BUMMER GENERATION: LAURA CASTELLANOS’ CAST OF CHARACTERS

By Peter Frank

 

 

  It begins with a rabbit’s head of sorts: round, white, the ears sticking up above, a black circle around one black bead of an eye. But instead of an inverted-V harelip, this hapless lagomorph’s mouth is a tremulous horizontal rictus, black-tinged red, at best a downcast moue, at worst the beginnings of a wail. This is one sad rabbit – not hungry, lost, wet, or caught in a trap, but existentially adrift, the head afloat in a dark sea. The comic-strip simplifications only heighten the pathos. Bugs hasn’t been bagged, he’s been bummed.

   In 2006 Laura Castellanos transited from her glistery, effulgent abstractions into anti-portraits like bummerbunny described above, conjurations of creatures and characters whose exaggerated features and myriad scarifications in and around the heads themselves evince a graffiti aesthetic – a pan-graffiti aesthetic, going from tagger writing and Bay Area “Mission School” mega-doodles back to the “Kilroy Was Here” meme of World War II GIs. But the grit and glow of the paint itself, its luminous palette and its vigorous gesturality, betray Castellanos’ skill and accomplishment as a painter. She could have drawn these sad sacks and bug-eyed monsters, as most cartoonists do, but she painted them – and painted them in a way that makes these paintings as much about painting as about their portrayed subjects, no matter how small the paintings may be.

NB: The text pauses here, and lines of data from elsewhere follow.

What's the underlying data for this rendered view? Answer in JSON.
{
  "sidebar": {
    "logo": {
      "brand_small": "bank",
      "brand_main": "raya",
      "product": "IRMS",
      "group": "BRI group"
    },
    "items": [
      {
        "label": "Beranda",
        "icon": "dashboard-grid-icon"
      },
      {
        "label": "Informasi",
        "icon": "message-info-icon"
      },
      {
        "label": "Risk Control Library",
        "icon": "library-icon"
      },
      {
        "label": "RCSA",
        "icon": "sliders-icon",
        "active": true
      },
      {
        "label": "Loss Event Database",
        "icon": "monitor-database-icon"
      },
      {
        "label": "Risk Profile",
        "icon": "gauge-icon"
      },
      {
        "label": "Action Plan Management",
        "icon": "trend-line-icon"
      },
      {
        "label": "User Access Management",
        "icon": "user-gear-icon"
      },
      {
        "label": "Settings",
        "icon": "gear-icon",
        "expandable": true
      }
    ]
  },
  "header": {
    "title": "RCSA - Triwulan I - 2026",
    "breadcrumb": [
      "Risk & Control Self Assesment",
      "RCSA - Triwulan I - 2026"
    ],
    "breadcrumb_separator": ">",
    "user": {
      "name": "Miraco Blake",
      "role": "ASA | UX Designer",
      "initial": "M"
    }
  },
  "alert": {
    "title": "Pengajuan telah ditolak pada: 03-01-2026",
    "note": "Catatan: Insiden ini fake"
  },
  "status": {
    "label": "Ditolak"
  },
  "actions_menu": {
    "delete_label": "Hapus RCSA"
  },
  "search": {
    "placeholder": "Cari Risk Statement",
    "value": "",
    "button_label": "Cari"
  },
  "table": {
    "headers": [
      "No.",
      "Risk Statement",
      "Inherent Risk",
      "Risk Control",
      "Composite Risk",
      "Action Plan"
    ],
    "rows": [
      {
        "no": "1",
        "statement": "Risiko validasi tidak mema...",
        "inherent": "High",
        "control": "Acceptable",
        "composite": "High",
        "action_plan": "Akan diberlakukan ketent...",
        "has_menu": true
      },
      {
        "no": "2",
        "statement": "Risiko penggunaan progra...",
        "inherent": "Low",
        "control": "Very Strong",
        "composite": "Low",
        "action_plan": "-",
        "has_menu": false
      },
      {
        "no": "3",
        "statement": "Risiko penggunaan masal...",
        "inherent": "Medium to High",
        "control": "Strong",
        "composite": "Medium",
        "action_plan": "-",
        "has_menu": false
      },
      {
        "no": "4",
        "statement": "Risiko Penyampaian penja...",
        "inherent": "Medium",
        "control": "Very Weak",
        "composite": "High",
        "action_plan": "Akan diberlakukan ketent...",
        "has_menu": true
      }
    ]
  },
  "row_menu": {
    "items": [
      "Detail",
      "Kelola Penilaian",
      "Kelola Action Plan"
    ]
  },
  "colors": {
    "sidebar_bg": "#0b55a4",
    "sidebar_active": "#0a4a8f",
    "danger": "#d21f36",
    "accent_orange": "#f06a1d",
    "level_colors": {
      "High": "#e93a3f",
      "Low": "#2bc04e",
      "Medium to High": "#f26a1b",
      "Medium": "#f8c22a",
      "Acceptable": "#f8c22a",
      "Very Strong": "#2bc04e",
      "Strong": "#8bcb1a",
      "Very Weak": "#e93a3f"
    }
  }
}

   From one angle these googly grotesques seem like escapees from a particularly nasty children’s book – the kind children themselves might make were there a few less restraints than usual. From another angle, Castellanos’ cast of caricatures constitutes a cockeyed Carnaval procession. (This is your Mummer’s parade…. This is your Mummer’s parade on acid…) The silly fuses with the frightening, but what we feel as the crowd of farcical faces roils by is neither hilarity nor terror, but tenderness and gloom, wistful hope and quiet despair, the winking wit of a circus clown and the avalanche of emotions triggered by the sight of a chained, trained elephant, from fear to pity to a low-grade, enervated anger.

   Who are these people? Are these people? Are we to understand them as individuals, as archetypes, as bogeymen, as gods? Are they above us or beneath us or are they us? Some are clearly humanoid, some mammalian, some outer-spacy. Do we slot them into our funny papers, our science fiction, our modern art, our houses of worship, our subconscious? How much of Miro’s blood, and Dubuffet’s and Klee’s, run through them – and how much of the “artists” who inspired these modernists, the mad, the young, the innocent?

   Castellanos is no outsider artist, but she embraces in these post-abstract works the possibilities and limitations of the outsider aesthetic in all its multivalence, not least where it intersects with the, er, insider aesthetic. She inheres the work of urban wall-scratchers as readily as she takes in Guston’s Kluxers and Fautrier’s hostages. The grinning, grimacing figures who dance their way through paranoid schizophrenics’ art slow to a more measured, self-reflective pace in Castellanos’ painting, but lose none of their edge. This is kid stuff and crazy stuff, and it’s also luscious painting and weirdly affecting animation.

   Castellanos’ visages fill their paintings, but there is always space around them. Unlike the outsider artists she obliquely emulates, she is comfortable with a visual vacuum, indeed, relies on such to give these critters their psychological resonance.  Some of them seem to be saying something into the negative space, or perhaps emitting a sound, their mouths agape or pursed. (Ol’ bummerbunny’s downturned lips could only be giving out with a heart-rending groan.) Others have no mouth at all, staring mutely out at us or into the void, their wide eyes telling everything their throats can’t. (If only Hello Kitty had peepers like these.) You gotta feel for these guys.

   You gotta feel for them because there, but for the grace of God, go you. These masks of pensiveness, anxiety, curiosity, contemplation, surprise, fear and skepticism are masks you often wear. In its own way, Castellanos’ series of visages is as psychologically incisive as Franz Xaver Messerschmitt’s sculptures of grimacing heads. The bummerbunny bunch doesn’t exactly reach the depth of a Rembrandt portrait, but its protagonists could play prominent extras in Ensor’s immense crowd scenes.

   So could we all. And that’s the point.

 

 

  

  Peter Frank is an art historian and art critic who lives and works in Los Angeles, California. He earned his B.A. and M.A. in art history at Columbia University. He was art critic of New York’s Soho Weekly News and later served as chief art critic of The Village Voice. In 1981, he was curator of the Exxon Biennial exhibition at the Guggenheim Museum, and he has been a curator for Dokumenta in Kassel, Germany. In 1988, he moved to Los Angeles, where he is now senior curator at the Riverside Art Museum and is an art critic for Angeleno Magazine and LA Weekly.